First Nation Trying to Reclaim What was Once Theirs

A very impertinent vote will be made in the summer month of July. The future vote will be to decide if a First Nation that is situated not too far from Antigonish, N.S., will be “allowed” to use a piece of land that has been laying fallow for the longest while.

#Why was the land unused for all this time, in the first place?

Well, back in the mid-60s, the pending development of the Trans-Canada Highway divided the Paqtnkek Mi’kmaw Nation into two equal parts, 200 hectares each.

The land was never utilized.

Since the tribe is growing and it is therefore understandable that it needs more space and it is a no news that it gets back what rightfully belongs to the Paqtnkek.

Hopefully [Paqtnkek] will be part of a destination. I always like to hear that, a destination rather than a pit stop because right now it’s the gateway to Cape Breton and out.”

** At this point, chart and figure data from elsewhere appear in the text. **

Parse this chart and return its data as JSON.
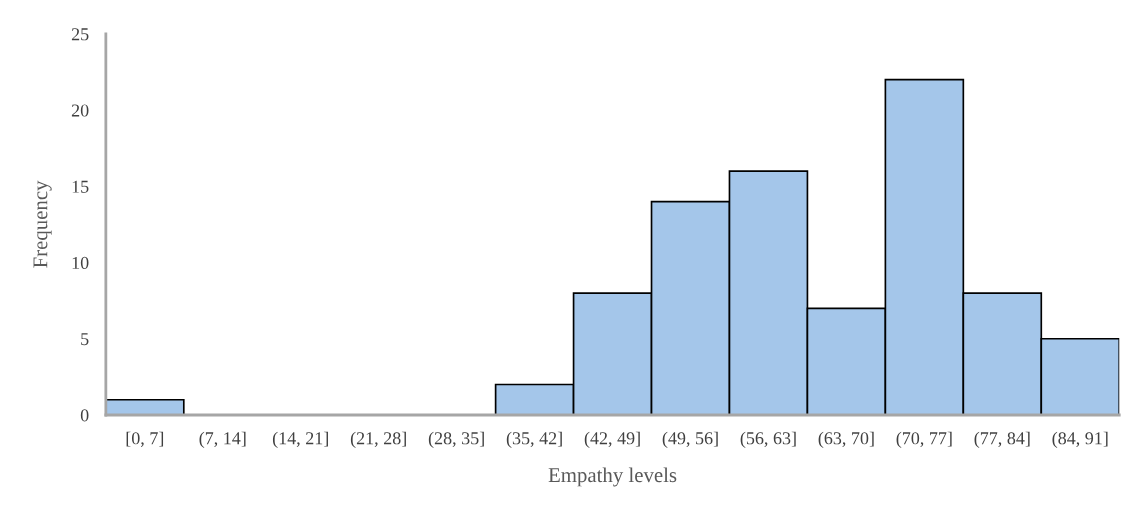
{
  "chart_data": {
    "type": "bar",
    "xlabel": "Empathy levels",
    "ylabel": "Frequency",
    "categories": [
      "[0, 7]",
      "(7, 14]",
      "(14, 21]",
      "(21, 28]",
      "(28, 35]",
      "(35, 42]",
      "(42, 49]",
      "(49, 56]",
      "(56, 63]",
      "(63, 70]",
      "(70, 77]",
      "(77, 84]",
      "(84, 91]"
    ],
    "values": [
      1,
      0,
      0,
      0,
      0,
      2,
      8,
      14,
      16,
      7,
      22,
      8,
      5
    ],
    "color": "#a4c6ea",
    "ylim": [
      0,
      25
    ],
    "yticks": [
      0,
      5,
      10,
      15,
      20,
      25
    ],
    "grid": false
  }
}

Those were the words of the director of economic development with Paqtnkek Mi’kmaw Nation, Rose Paul.

Rose has been at it for a decade, trying to make this happen. It is her dream that there’ll be more structures such as houses, stores, etc., by the Highway that is the 104 which will be a main attraction for people.

She went on to say these words:

I’m really excited for the community. It’s definitely a real goal, a milestone for myself, and it’s something that I wouldn’t think was going to happen. We were challenged in so many ways.”

The highway interchange deal is not set in stone, yet; a vote must be carried out next month to decide if the Department of Transportation and Infrastructure of Renewal will commence work, this coming autumn season.

In order for the “project” to start, what is called a “double majority” is required under the Indian Act. This is because, there will be a “surrendering” of a piece of the land—27 hectares of it.

A double majority simply means that of the 413 band members that are registered, 207 of them must vote. And of the 207, 105 must vote “yes”.

Rose Paul does reiterate by saying that it not a “surrender” per se for if the land is not used, it will most definitely go back to the Nation.

A compensation of over $2M will be received by the tribe. This is according to their leader, Chief Paul Prosper, in order to relocate many houses.

He also believes that all of this will greatly benefit his people.

If the voting doesn’t go as expected, then a whole year must pass before council can take a look at it again.